プラトニックは、プラトニック・ラヴのことですよね。「純愛」と言えば良いでしょうか。つまりは精神的恋愛のことです。
プラトニック・ラヴはひとつの理想でしょう。恋愛であろうがなかろうが、なにごとも「理想」があるのは、良いことです。「理想」にどれほど近いのか、はたまた遠いのかを、推し測ることができますからね。
「………あの女には確かに、プラトニックな恋の相手に適しているらしいエクセントリックな所があるね。」
豊島与志雄が、大正十二年に発表した小説『野ざらし』に、そのような一節が出てきます。
これは、「澤子」という女性について。「昌作」と澤子は目下、恋愛中なので。
platonic love と書いて、「プラトニック・ラヴ」。ここからも想像できるように、古代ギリシアの哲学者、プラトンと関係があるようですね。

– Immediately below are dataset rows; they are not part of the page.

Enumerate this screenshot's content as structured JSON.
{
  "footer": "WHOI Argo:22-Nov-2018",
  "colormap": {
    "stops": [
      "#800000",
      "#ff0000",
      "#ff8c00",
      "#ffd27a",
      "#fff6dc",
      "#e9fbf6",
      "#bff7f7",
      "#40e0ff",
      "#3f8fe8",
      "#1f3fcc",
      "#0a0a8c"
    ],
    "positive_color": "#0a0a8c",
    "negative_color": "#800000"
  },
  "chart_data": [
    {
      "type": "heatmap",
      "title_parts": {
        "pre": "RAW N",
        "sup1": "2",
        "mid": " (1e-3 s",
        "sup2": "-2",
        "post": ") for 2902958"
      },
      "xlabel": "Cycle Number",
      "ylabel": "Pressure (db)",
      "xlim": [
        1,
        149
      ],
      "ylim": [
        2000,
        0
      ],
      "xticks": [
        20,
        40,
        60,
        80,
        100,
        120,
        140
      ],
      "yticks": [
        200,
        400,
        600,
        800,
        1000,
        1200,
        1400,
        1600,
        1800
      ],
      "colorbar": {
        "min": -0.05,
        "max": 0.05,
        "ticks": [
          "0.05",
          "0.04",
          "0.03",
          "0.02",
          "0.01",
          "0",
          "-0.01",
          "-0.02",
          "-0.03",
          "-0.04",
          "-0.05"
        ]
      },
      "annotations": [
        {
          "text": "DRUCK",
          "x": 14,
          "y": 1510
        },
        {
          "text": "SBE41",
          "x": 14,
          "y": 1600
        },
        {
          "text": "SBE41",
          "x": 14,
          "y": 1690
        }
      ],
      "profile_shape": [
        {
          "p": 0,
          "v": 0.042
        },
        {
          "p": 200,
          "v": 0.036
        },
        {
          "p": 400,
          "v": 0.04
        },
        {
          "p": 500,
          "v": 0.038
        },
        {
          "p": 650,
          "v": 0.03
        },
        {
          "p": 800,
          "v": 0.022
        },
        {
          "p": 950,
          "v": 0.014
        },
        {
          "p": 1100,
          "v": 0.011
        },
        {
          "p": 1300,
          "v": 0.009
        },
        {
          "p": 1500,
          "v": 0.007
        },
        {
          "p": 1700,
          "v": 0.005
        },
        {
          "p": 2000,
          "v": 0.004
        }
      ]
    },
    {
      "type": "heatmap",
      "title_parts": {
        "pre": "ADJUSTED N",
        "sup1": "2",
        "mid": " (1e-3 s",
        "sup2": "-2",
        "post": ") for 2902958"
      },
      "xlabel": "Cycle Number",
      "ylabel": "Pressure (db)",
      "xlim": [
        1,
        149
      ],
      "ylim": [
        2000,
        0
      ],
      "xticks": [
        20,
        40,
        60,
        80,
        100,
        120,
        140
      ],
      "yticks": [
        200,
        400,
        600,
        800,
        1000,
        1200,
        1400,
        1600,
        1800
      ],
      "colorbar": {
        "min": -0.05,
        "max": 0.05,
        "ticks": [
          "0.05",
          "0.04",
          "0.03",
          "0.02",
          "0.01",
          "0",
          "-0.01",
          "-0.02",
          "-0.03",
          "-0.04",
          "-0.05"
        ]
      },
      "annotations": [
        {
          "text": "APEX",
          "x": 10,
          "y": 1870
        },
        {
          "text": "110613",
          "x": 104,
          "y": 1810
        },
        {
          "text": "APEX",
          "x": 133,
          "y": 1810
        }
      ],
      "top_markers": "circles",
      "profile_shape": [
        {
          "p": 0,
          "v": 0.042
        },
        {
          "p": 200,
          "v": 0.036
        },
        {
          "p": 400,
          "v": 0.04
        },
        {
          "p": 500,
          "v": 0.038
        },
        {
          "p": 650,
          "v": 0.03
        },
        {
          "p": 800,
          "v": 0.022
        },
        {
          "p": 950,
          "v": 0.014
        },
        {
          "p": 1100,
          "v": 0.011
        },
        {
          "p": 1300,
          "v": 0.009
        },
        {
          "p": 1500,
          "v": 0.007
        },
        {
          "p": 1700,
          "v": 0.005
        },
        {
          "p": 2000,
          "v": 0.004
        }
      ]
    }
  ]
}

「僕はただ君だけを愛して、他の何人をも愛してはならず………」
かの有名なプラトンの『饗宴』に、そんな文章が出てきます。
プラトンが「純愛」について述べているところ。おそらくはこのあたりから、「プラトニック・ラヴ」の言い方がはじまっているのでしょう。
プラトニックが出てくるミステリに、『踊り子の死』があります。1989年に、ジル・マーゴンが発表した物語。

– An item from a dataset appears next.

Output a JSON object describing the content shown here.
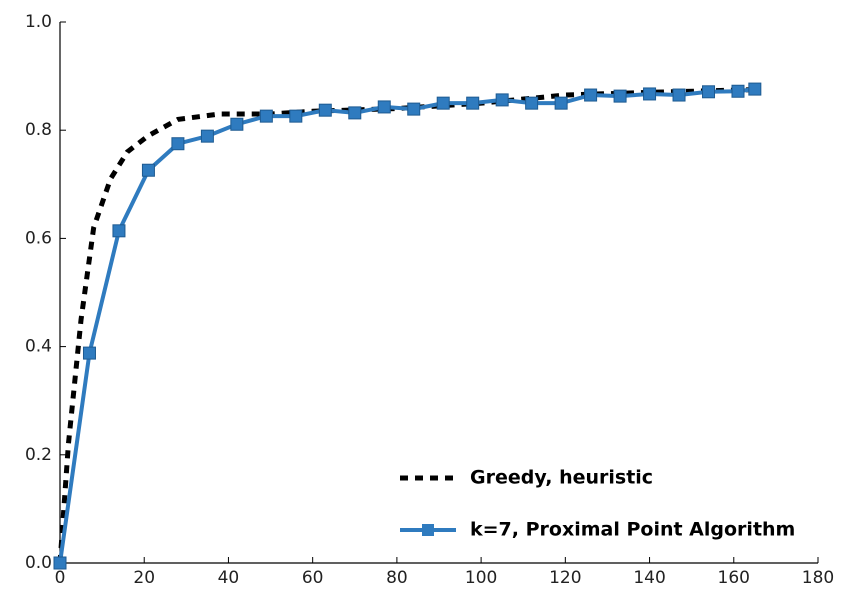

「………ふたりの関係は、思春期まえの少年少女のような完全なプラトニックなものから………」
また、『踊り子の死』には、こんな描写も出てきます。
「本体は濃紺のヴェルヴェット地で、襟とポケットの垂れ蓋は明るい青の玉虫色のシルクだった。」
これは「サム・ウォーターズ」という男の着ているデディナー・ジャケットについて。
「ポケットの垂れ蓋」。これはおそらくフラップ flap のことでしょう。
ディナー・ジャケットには、ふつうフラップは省略されます。「室内着」だと考えるからです。
一方、戸外着であるハンティング・ジャケットには、必ずフラップが付けられます。もし雨が降ってもポケットの中身が濡れないように。
上着のポケットのフラップは、言葉なしに、それが室内着であるか戸外着であるかを、暗示しているのです。
どなたかフラップなしのディナー・ジャケットを仕立てて頂けませんでしょうか。